Our versatile RNA-guided genome-editing system can be readily adapted to modify other genomic sites by simply modifying the sequence of our gRNA expression vector to match a compatible sequence in the locus of interest. To facilitate this process, we bioinformatically generated ~190,000 specific gRNA-targetable sequences targeting ~40.5% exons of genes in the human genome (refer to Methods and table S1). We incorporated these target sequences into a 200-bp format compatible with multiplex synthesis on DNA arrays (14) (fig. S11 and tables S2 and S3). This resource provides a ready genome-wide reference of potential target sites in the human genome and a methodology for multiplex gRNA synthesis.

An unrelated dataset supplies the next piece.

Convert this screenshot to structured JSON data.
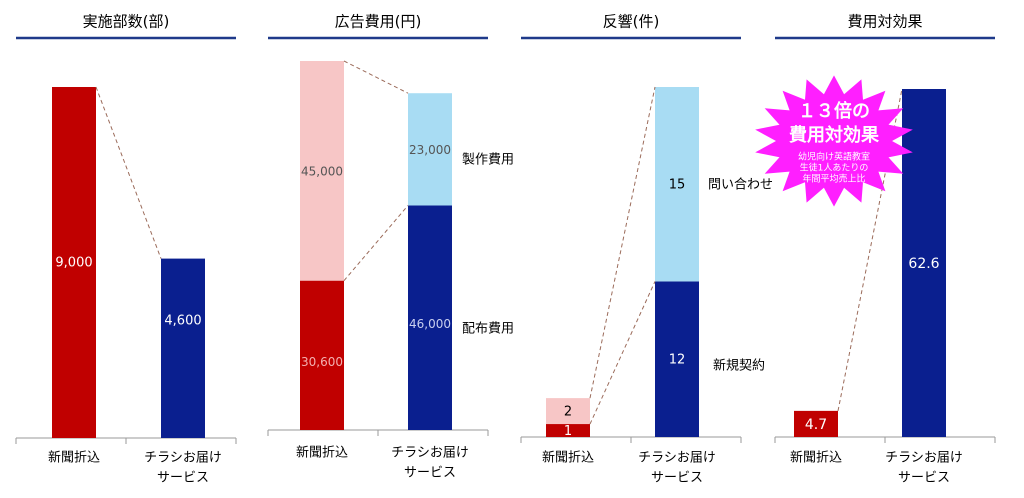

Our results demonstrate the promise of CRISPR-mediated gene targeting for RNA-guided, robust, and multiplexable mammalian genome engineering. The ease of retargeting our system to modify genomic sequences greatly exceeds that of comparable ZFNs and TALENs, while offering similar or greater efficiencies (4). Existing studies of type II CRISPR specificity (4) suggest that target sites must perfectly match the PAM sequence NGG and the 8- to 12-base “seed sequence” at the 3′ end of the gRNA. The importance of the remaining 8 to 12 bases is less well understood and may depend on the binding strength of the matching gRNAs or on the inherent tolerance of Cas9 itself. Indeed, Cas9 will tolerate single mismatches at the 5′ end in bacteria and in vitro, which suggests that the 5′ G is not required. Moreover, it is likely that the target locus’s underlying chromatin structure and epigenetic state will also affect the efficiency of genome editing in eukaryotic cells (13), although we suspect that Cas9’s helicase activity may render it more robust to these factors, but this remains to be evaluated. Elucidating the frequency and underlying causes of off-target nuclease activity (15, 16) induced by CRISPR, ZFN (17, 18), and TALEN (19, 20) genome-engineering tools will be of utmost importance for safe genome modification and perhaps for gene therapy. Potential avenues for improving CRISPR specificity include evaluating Cas9 homologs identified through bioinformatics and directed evolution of these nucleases toward higher specificity. Similarly, the range of CRISPR-targetable sequences could be expanded through the use of homologs with different PAM requirements (9) or by directed evolution. Finally, inactivating one of the Cas9 nuclease domains increases the ratio of HR to NHEJ and may reduce toxicity (figs. S1A and fig. S3) (4, 5), whereas inactivating both domains may enable Cas9 to function as a retargetable DNA binding protein. As we explore these areas, we note that another parallel study (21) has independently confirmed the high efficiency of CRISPR-mediated gene targeting in mammalian cell lines. We expect that RNA-guided genome targeting will have broad implications for synthetic biology (22, 23), the direct and multiplexed perturbation of gene networks (13, 24), and targeted ex vivo (25-27) and in vivo gene therapy (28).